Tats Chlich several anticancer agents have been shown to the activity t Pgp in the reporter cells with PXR expression plasmid co hen erh. According to the same anti-cancer drugs Induced expression of Pgp protein in LS180 cells. But when PXR was knocked down in these cells treated with anticancer drugs . Together, Panobinostat LBH-589 these results show that PXR plays an r In the induction of Pgp cancer drug related Important. Additionally there Tzlich Pgp a transporter eZux drug which is involved in the extrusion of a variety of substrates in the cell, wherein the protein of Pgp Evect induction after the treatment with cytostatics in the accumulation set is intracellular Ren Pgp substrates was evaluated. Xutamide docetaxel, paclitaxel and embroidered positive that rifampicin induced expression of proteins aVected Pgp effect the intracellular Re accumulation of rhodamine 123 Pgp substrate.
Moreover found carboplatin and etoposide, which was not on Pgp protein expression Evect not aVect Anh Ufung of rhodamine 123rd However it has been shown, tamoxifen PXR induction mediated activation of protein Pgp but not the aVect Anh Ufung rhodamine 123rd This may be due to the fact that Tamoxifen BMY 7378 also a known inhibitor of Pgp and prevents extrusion Pgp mediated rhodamine 123 erl Explained in more detail. The difference between Pgp protein expression and Pgp function after treatment with the alkaloids of the periwinkle is explained diYcult Ren and requires further investigation. Since the activation of PXR by anticancer agents has been shown that the accumulation of cytotoxic substrates Pgp aVect determine we do whether PXR activation k Nnte also reduce the cytotoxic eVects of doxorubicin, a known Pgp substrate.

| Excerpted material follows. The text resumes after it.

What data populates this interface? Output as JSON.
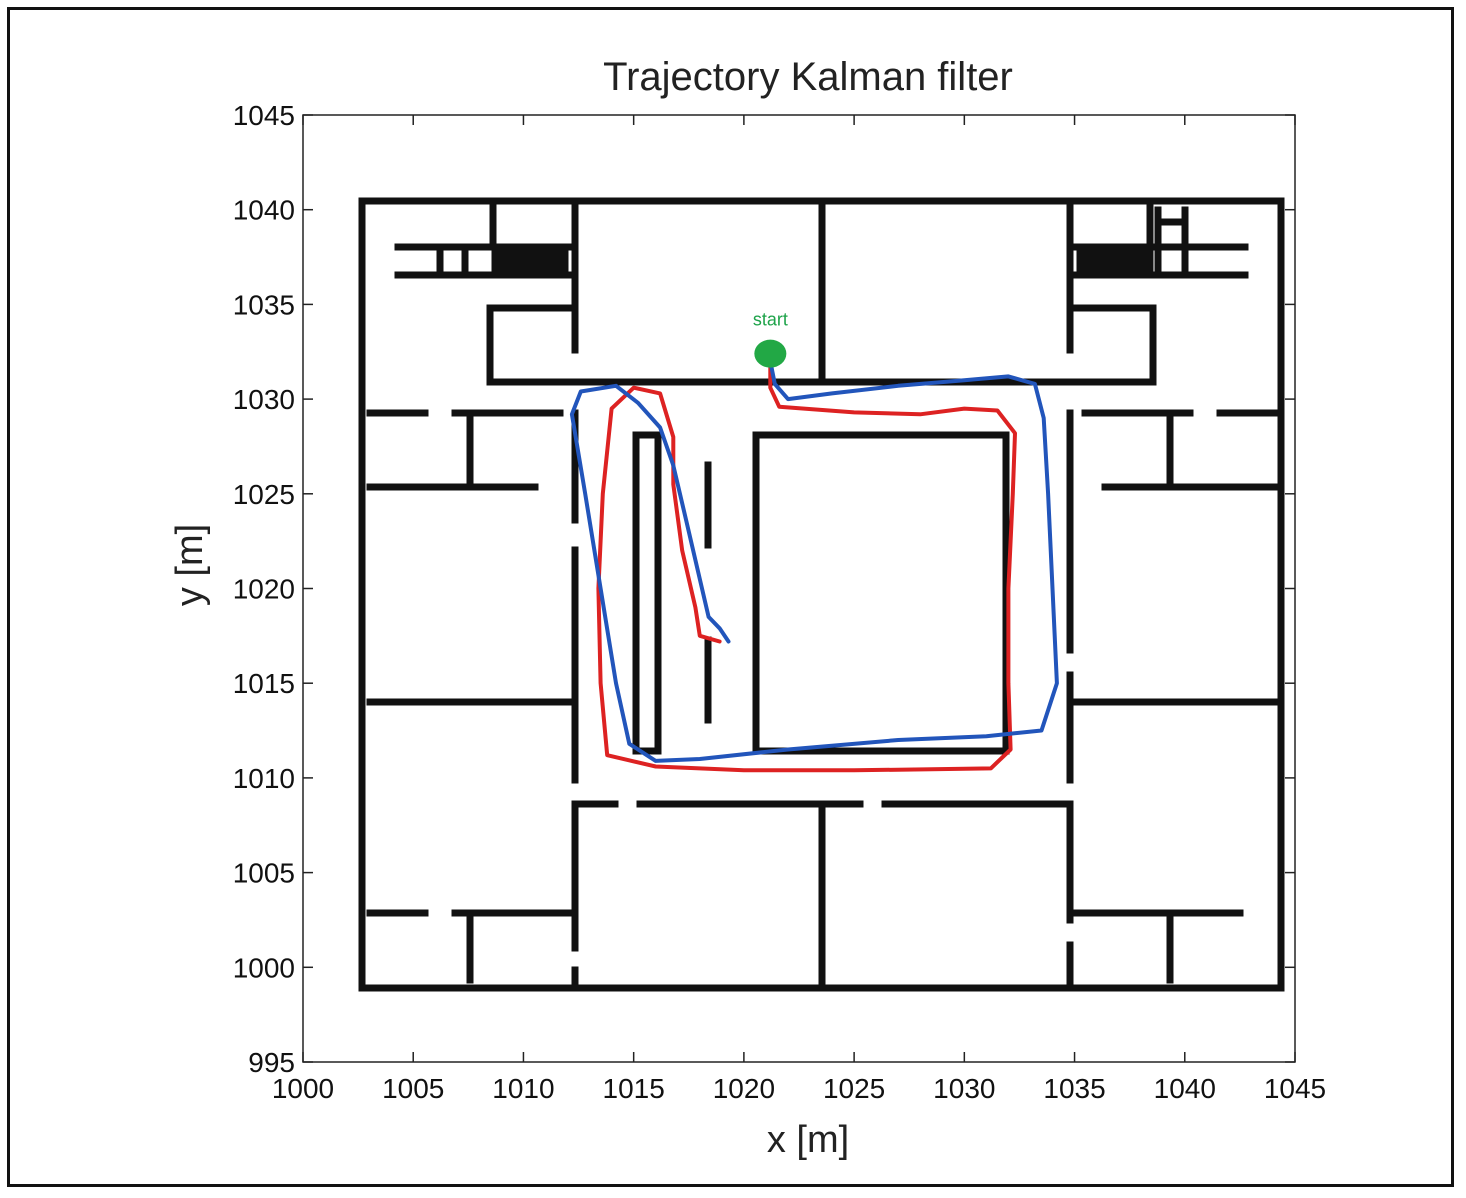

However, m Possible pharmacodynamic interactions between cancer drugs doxorubicin and is selected Be selected, leading to increased FITTINGS cytotoxicity t Nnten k Avoid, we have pre-treating the cells with the prototypical PXR agonists rifampicin. For reference chlich reduced pretreatment of cells with LS180 rifampicin intracellular Re accumulation of doxorubicin cytotoxic Pgp substrate and also reduces the eYcacy signiWcantly cytotoxic agent. These results indicate that activation of PXR induction k Pgp-mediated cancer drugs Can the development of acquired resistance to be based. This conclusion is supported by studies of Chen et al. and Gupta et al, who showed that activation of PXR f promotes multidrug-resistant Ph phenotype of prostate and ovarian cancer cell lines.
Since Pgp expressed in tissues with PXR significant obstacles, such as the intestine and liver co, k Nnte the activation of PXR-mediated induction of Pgp aVect proWle the pharmacokinetics of anticancer drugs. Tats Chlich have interactions with other medications drugs have been reported after induction of Pgp-mediated PXR. For example, in St. John, St. John’s wort appeared that contains the PXR agonists hyperforin from healthy subjects Lt Born a first To 9 times in the oral clearance of fexofenadine Pgp substrate, w Entered during rifampicin treatment Born a first 3 to 5 3-fold increase Erh Oral clearance of fexofenadine. Likewise, k Nnten cancer drugs that activate PXR aVect own pharmacokinetics, but also those of other co-administered drugs.